A 57-year-old female visited our clinic with a chief complain of a skin lesion on her right lower abdomen of two years duration. She had a mitral valve replacement surgery 5 years ago, and is now taking warfarin for maintenance therapy. Other than this, there is nothing special in her past medical or family history. In the physical examination we found a pea- sized glistening erythematous nodule on her right lower abdomen (Fig. 1). This nodule gradually increased in size but there was no pain or tenderness. We performed a punch biopsy on the tumor. The histologic examination revealed that the neoplastic cells were divided into well- defined nests and groups by fibrous tissue septa (Fig. 2). The cells consisted of round to ovoid vesicular nuclei and pale-staining cytoplasm. In the immuno- histochemical staining the tumor cells showed positive reaction to S-100, Vimentin (Fig. 3) and negative reaction to Ki-67, CD34, SMA, Desmin. We performed a whole body PET-CT to ascertain the infiltrated depth of the tumor and the evidence of lymph node or distant metastasis.

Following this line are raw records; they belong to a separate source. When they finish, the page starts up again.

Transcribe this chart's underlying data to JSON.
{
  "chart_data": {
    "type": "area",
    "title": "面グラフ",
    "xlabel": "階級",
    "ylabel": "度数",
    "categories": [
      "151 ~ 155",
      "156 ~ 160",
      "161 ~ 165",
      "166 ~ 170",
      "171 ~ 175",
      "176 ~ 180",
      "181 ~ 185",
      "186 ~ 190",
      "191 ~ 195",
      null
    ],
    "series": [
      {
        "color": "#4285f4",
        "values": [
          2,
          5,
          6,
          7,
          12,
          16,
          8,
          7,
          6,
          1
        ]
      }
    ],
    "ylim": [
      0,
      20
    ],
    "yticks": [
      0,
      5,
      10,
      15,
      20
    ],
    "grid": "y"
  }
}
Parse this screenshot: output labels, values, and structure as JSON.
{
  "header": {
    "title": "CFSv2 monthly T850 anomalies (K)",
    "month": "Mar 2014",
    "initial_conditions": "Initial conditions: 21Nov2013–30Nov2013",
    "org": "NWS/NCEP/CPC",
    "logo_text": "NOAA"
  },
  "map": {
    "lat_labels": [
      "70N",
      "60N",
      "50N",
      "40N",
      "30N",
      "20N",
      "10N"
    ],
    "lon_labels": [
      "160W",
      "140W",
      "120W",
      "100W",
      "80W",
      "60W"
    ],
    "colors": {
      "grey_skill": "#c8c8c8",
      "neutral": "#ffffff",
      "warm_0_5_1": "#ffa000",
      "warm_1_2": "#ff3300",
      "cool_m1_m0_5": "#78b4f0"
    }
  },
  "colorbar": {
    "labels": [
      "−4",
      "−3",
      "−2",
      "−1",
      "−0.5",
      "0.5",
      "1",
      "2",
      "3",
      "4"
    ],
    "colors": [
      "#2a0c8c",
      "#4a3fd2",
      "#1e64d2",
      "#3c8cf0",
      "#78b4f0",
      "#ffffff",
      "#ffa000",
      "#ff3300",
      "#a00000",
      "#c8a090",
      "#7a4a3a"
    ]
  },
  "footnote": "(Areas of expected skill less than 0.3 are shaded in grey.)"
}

Fig. 1. (A, B) Solitary pea sized glistening erythematous nodule with peripheral brownish patch on her right lower abdomen.
The PET-CT showed no other abnormal uptake except the 1 cm sized tumor in the right lower anterior abdomen. A radical excision was carried out and the resection margins were free of the tumor. There’s no sign of recurrence for 14 months and now we are observing the progress of the disease. erectalis 20 mg
Fig. 2. Tumor cells are observed to be infiltrated in the dermis (A: H&E, x 40), and composed compact nests and fascicles (B: H&E, x 100). Tumor cells consist of round to ovoid vesicular nuclei and pale-staining cytoplasm (C: H&E, x 400).
Fig. 3. The tumor cells show reactivity with (A) S-100 protein, (B) Vimentin (Immunohistochemical stain, x 100).